Lettre du 20 novembre 2020 par Eric Galiègue - VALQUANT.



Cette semaine, Bank of America Global Research a annoncé que les souscriptions nettes mondiales des fonds actions ont atteint le record historique de plus de 44 Mds$. Ce chiffre considérable confirme que la confiance est bien là, malgré une situation sanitaire toujours très difficile en Europe et aux USA. Il nous annonce des perspectives particulièrement favorables pour l’année prochaine.
Au même moment, l’Institute of International Finance a annoncé que la dette mondiale va atteindre le montant astronomique de 277 00 Mds$ à la fin de cette année, soit 365% du PIB…Comme on ne prête qu’aux riches, ce ratio atteint 432% pour les pays développés. Le passage de la « macro-liquidité », celle qui correspond à la dette, à la micro-liquidité, celle qui irrigue les marchés financiers, est toujours un exercice difficile. Il n’est pas si complexe à faire, dans la mesure où l’on imagine une dérive permanente de la dette, comme nous le vivons depuis des décennies et plus particulièrement depuis le début de cette année.
En effet, en 2020, la dette mondiale a déjà augmenté de 15 000 Mds$ d’après l’IIF. Face à de tels montants, la souscription nette aux fonds actions de 44 Mds$ semble dérisoire. La transformation de la hausse de la dette en hausse des souscriptions aux fonds d’actions, et en hausse du cours des actions, constitue le phénomène majeur de l’année 2021. C’est la base d’un scénario très haussier, et qui le sera d’autant plus que l’épidémie perdurera tout au long du premier semestre.
Dans ce schéma, il importe que la dette ne soit pas remboursée. Et, effectivement, elle ne le sera pas. Évidemment, les banquiers centraux, devenus les principaux créanciers des Etats, ne le diront jamais.

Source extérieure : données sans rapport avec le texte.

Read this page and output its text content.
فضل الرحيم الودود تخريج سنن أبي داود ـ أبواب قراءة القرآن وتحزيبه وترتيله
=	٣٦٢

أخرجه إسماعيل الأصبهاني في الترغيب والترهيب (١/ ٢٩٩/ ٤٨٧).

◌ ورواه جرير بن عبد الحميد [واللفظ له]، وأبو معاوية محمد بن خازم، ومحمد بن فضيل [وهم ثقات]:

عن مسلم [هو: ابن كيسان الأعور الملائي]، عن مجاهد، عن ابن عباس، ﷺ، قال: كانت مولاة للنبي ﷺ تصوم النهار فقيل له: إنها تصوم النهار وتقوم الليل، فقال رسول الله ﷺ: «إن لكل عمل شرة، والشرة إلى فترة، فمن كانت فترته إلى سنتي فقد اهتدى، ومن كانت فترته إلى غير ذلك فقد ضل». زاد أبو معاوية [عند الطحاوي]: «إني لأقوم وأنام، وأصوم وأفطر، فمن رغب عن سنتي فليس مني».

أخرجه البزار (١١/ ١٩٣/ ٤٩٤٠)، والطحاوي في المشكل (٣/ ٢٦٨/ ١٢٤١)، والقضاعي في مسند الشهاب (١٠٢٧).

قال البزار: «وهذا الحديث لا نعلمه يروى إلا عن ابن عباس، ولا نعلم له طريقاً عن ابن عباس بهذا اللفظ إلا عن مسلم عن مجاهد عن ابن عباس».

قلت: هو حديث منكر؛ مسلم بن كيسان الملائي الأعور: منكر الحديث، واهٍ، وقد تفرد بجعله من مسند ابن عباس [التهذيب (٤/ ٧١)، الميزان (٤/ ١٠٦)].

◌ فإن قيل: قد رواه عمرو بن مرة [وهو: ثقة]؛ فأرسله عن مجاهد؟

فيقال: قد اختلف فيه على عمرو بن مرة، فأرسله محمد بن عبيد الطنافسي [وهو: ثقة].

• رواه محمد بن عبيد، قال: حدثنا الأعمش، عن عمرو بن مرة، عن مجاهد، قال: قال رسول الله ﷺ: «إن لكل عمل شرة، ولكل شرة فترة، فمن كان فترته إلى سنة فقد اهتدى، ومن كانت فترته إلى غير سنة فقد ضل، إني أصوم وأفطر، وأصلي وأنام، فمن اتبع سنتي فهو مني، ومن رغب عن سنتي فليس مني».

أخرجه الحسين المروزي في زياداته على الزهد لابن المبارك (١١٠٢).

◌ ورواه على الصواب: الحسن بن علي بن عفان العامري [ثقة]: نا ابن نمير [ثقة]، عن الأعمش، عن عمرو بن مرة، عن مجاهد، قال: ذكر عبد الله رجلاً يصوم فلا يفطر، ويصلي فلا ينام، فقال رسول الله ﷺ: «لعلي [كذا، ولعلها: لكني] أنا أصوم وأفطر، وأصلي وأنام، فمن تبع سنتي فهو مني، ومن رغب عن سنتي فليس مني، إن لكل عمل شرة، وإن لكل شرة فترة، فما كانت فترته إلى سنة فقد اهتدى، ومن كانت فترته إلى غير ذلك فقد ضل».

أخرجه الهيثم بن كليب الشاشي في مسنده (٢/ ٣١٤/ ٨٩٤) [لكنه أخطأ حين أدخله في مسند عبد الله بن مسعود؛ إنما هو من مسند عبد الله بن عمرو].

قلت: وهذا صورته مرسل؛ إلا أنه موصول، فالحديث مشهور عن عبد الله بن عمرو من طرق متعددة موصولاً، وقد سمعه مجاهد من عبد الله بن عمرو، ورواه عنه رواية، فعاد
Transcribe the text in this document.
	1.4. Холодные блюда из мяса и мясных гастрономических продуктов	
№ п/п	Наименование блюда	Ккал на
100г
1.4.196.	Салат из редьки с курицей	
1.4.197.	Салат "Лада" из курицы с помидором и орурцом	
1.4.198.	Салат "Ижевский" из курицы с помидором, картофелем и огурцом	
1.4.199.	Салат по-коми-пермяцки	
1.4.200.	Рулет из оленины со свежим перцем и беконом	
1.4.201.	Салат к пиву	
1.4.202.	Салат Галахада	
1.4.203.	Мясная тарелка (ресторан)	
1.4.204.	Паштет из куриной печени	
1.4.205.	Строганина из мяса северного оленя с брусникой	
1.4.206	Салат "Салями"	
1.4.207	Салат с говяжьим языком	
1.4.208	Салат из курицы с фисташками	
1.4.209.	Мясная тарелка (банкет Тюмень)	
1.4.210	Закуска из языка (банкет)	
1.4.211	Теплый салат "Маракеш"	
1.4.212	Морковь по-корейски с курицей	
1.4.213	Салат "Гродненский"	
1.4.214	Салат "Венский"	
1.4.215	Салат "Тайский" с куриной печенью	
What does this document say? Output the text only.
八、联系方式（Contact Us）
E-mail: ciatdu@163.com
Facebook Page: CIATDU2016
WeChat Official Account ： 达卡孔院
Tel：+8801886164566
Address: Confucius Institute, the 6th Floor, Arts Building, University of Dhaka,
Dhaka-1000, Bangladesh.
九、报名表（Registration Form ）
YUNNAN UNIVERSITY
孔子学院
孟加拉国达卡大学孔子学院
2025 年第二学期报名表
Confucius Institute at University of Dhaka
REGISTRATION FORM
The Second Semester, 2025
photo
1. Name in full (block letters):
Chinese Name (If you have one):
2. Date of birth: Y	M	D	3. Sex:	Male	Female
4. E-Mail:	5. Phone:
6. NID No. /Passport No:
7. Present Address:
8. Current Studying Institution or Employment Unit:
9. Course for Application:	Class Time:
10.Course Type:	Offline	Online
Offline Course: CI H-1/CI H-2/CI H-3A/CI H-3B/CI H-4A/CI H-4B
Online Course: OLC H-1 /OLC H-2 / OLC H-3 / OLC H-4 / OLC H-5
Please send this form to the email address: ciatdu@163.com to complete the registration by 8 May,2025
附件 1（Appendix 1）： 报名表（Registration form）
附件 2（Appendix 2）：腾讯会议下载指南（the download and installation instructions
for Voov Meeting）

Mme Lagarde, dans une audition auprès des parlementaires européens hier, a rappelé « qu’il est hors de question d’annuler la dette des États rachetée par la BCE car c’est contraire aux traités ». On sait que le problème de la dette n’est plus le taux d’intérêt, c’est même devenu un attrait pour certains Etats qui émettent à taux négatifs. Le problème de la dette, c’est son remboursement, qui est d’autant plus lourd à assumer que le contexte général est à la déflation. Mais, ce que Mme Lagarde n’a pas dit, c’est que les débiteurs trouveront toujours une contrepartie pour leur offrir un crédit nouveau pour rembourser le précédent.
La hausse permanente de la dette, en valeur absolue et surtout en % du PIB, a finalement le même effet qu’un effacement de dette, puisqu’elle permet toujours d’augmenter les moyens financiers disponibles dans le système. Le débiteur « a une bonne signature », puisqu’il ne fait pas défaut : la confiance est préservée. C’est le maintien de cette confiance qui explique la hausse des souscriptions dans les fonds actions. C’est elle qui permet aux investisseurs d’accepter une réduction de la rentabilité exigée sur les actifs risqués. De plus, la nature du risque lui-même a évolué, puisque la hausse de l’endettement a aussi pour contrepartie, le soutien indéfectible apporté par les États aux entreprises. La hausse de la dette publique mondiale, contrepartie des plans de soutien, induit finalement aussi la baisse du risque de défaut des entreprises actuellement, mais aussi dans le futur. Cela peut paraitre très paradoxal, mais c’est comme cela que l’on peut lever le paradoxe de la hausse importante du cours des actions en 2021, malgré une hausse phénoménale de la dette. C’est un des miracles de l’hyper liquidité, qui transforme la dette en capitalisation boursière. Normalement, au niveau microéconomique, c’est l’effet de levier financier qui permet la hausse de la capitalisation boursière : l’endettement à taux inférieur à la rentabilité d’exploitation, permet d’augmenter fortement les investissements, et au total d’accroitre la rentabilité des fonds propres et leur valorisation par le marché. Le phénomène actuel est différent, puisque c’est la certitude du soutien public à la croissance économique mais aussi directement aux entreprises pour leur éviter la faillite, qui est à l’origine d’une baisse de la prime de risque, et donc de la valeur et du prix des actions.
L’évaporation des risques majeurs des trois dernières années (TRUMP, Brexit et Coronavirus) associée à ce phénomène d’hyperliquidité dessine un paysage particulièrement favorable aux actions pour l’année prochaine.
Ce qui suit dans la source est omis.